Inilah pertemuan Nurdin dengan Surati. Pertemuan mereka ini sangat cepat menumbuhkan benih rasa cinta. Hanya dalam hitungan hari, bertemulah dua keluarga dalam perayaan perkawinan yang sederhana. Karena pernikahan itulah yang kemudian dijadikan alasan Nurdin untuk mengajukan mutasi ke Blitar. Dari pernikahan itulah kemudian terlahir empat anak dan salah satunya adalah aku, Djatmiko, S.S. , lelaki yang masih gamang menghadapi masa depan.

***

Satu minggu sudah sejak wisuda itu aku berada di rumah. Aku seperti tak punya gambaran langkah hidup selanjutnya jika berlama-lama di rumah.
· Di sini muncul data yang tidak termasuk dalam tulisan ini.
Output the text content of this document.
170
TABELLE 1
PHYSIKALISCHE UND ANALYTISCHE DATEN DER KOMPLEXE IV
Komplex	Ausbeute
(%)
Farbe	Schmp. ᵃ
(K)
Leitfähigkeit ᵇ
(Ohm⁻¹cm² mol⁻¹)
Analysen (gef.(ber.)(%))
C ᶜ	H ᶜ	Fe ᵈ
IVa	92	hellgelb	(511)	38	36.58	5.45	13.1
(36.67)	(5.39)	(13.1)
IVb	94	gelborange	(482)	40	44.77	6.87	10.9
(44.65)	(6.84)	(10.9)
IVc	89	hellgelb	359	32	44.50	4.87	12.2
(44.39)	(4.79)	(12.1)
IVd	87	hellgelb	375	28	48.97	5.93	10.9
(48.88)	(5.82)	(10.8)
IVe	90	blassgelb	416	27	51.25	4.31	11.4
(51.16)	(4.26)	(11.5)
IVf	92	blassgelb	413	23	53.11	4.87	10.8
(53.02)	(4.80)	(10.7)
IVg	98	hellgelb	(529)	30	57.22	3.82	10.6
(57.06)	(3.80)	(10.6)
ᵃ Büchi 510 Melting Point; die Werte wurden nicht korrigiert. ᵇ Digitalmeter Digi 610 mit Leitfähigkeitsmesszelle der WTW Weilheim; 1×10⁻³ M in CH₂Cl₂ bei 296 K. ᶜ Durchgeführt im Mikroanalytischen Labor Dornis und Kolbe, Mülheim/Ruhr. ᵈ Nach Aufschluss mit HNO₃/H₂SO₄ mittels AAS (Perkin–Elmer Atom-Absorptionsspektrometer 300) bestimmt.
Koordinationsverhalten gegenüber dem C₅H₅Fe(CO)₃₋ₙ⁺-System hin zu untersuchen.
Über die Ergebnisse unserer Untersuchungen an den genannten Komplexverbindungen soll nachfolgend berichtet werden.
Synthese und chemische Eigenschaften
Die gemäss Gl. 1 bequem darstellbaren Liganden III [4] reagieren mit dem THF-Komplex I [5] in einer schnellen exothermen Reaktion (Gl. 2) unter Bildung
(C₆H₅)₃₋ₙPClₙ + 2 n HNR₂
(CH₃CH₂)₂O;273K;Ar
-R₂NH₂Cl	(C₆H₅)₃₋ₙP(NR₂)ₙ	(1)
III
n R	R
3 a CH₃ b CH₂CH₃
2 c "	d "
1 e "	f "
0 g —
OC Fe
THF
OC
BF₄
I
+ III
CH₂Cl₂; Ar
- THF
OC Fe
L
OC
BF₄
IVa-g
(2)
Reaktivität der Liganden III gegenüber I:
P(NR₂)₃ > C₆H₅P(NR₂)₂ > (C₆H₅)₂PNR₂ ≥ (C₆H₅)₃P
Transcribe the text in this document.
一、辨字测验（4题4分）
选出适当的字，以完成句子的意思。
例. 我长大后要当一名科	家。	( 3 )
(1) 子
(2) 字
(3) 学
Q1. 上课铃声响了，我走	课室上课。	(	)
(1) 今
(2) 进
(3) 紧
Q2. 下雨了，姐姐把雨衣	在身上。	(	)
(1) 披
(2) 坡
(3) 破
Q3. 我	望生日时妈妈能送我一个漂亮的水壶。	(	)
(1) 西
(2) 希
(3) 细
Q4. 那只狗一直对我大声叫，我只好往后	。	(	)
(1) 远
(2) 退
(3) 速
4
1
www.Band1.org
Kampung halamanku sepertinya sulit aku gantungkan harapan dengan gelar S.S.ku. Rutinitas di rumah membuat otakku semakin tumpul. Aku seperti terputus dari tali ilmu yang banyak kudapatkan di perguruan tinggi. Bahkan tak ada pemicu bagiku untuk menyalakan otakku dan semakin tumpul saja otakku. Inikah yang dinamakan terputusnya jembatan antar dendrit dalam otak? Benang-benang penghubung antar dendrit itu menipis akibat tak ada aliran listrik yang memicunya. Dan kalau ini didiamkan pastilah kantung-kantung memori otakku akan mengerak dan mengkristalkan ilmu yang kudapatkan. Saat-saat kritis itulah aku benar-benar merasakan ilmu dan hikmah adalah semacam makanan bagi otak dan hatiku. Dan apabila dilanjutkan akan menjadi penyakit hati yang menghilangkan rasaku.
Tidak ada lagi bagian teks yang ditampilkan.